Chuck Russell is a director who has risen up through the genre ranks, making the likes of A Nightmare on Elm Street III: The Dream Warriors (1987) and the remake of The Blob (1988). In these, Russell demonstrated a flair for 1980s makeup effects driven horror. In the 1990s, Russell seemed to want to become a respectable director and started calling himself Charles Russell under which name he made The Mask (1994), a frenetically silly live-action cartoon show featuring a good many CGI effects and an OTT Jim Carrey, and the Arnold Schwarzenegger vehicle Eraser (1996), a B action movie that somehow ended up with a $100 million budget. With Bless the Child, Russell was again calling himself Chuck and has returned to the horror genre. Subsequently, Russell went onto make The Scorpion King (2002) and I Am Wrath (2016).
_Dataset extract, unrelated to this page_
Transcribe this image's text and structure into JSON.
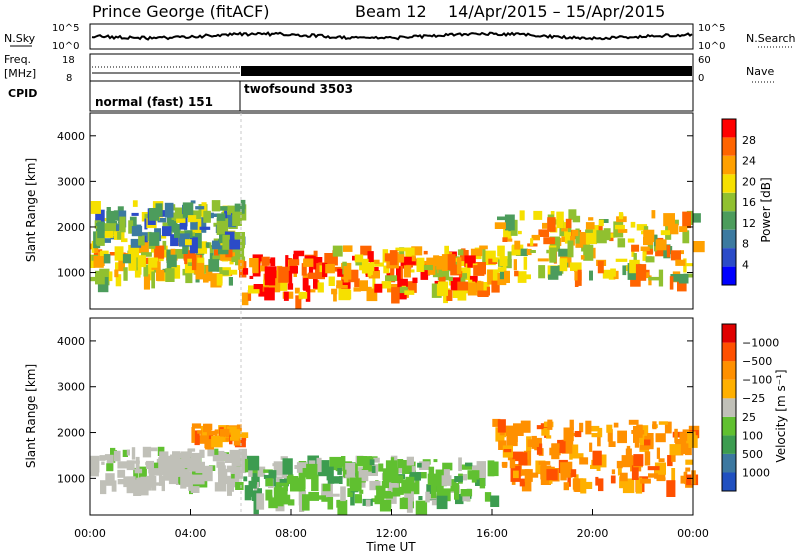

It seems a surprise in Hollywood where everything is sold in terms of high concept novelty that Bless the Child managed to get made as anything other than a direct-to-video throwaway, let alone with a substantial budget and A list stars. There is nothing to Bless the Child other than a rehash of the cliches of the numerous ripoffs of The Omen (1976). The plot of a cult pursuing a child is remarkably similar to the Dean R. Koontz adaptation Servants of Twilight (1991), the principle difference being that in Servants of Twilight the cult consisted of Christian fanatics trying to obtain a child anti-Christ whereas in Bless the Child the cult are Satanists (who, in the film’s most amusing touch, have been modeled on the Scientologists) who are trying to obtain a child Christ. Everything in the film seems so tired that even despite a high-sell tv promotional campaign Bless the Child failed to interest audiences and barely even made a dent in the box-office on its opening week.
Chuck Russell clearly has a reasonable budget at his disposal but Bless the Child only reads like one vast wasted opportunity. In the 1990s, Russell translated his penchant for makeup effects to CGI. Here however he makes the mistake of throwing in CGI effects as an end to themselves. We have various visions of CGI rats, demons and angels as well as a couple of expensively mounted car chase sequences but nothing that succeeds in raising the slightest tension. Even the child’s miracles seem routine – she causes plates to spin of their own accord, candles in a church to spontaneously light and … brings a bird back to life – all accompanied by a score that goes into overdrive producing heavenly choruses.
There are a couple of sequences with Rufus Sewell trying to seduce the young girl over to the dark side – torching a homeless man in front of her and a sequence akin to The Devil’s temptation of Christ telling her to jump off a roof and see if God will catch her – that have a darker psychological undertow that is far more effective than any of the CGI pop-up effects.
It is in these moments that Chuck Russell stumbles onto a direction that the film should have taken. If he had made a film that centred around a young child struggling to stop herself being seduced by a cult, Bless the Child would have been considerably more interesting. Alas, Russell cannot think further than the Omen cliches, heavenly choruses and a banal vision of good and evil that holds the unquestioning view that the Catholic Church is the arbiter of good and evil in the world – and resultingly Bless the Child collapses into dreary cliche.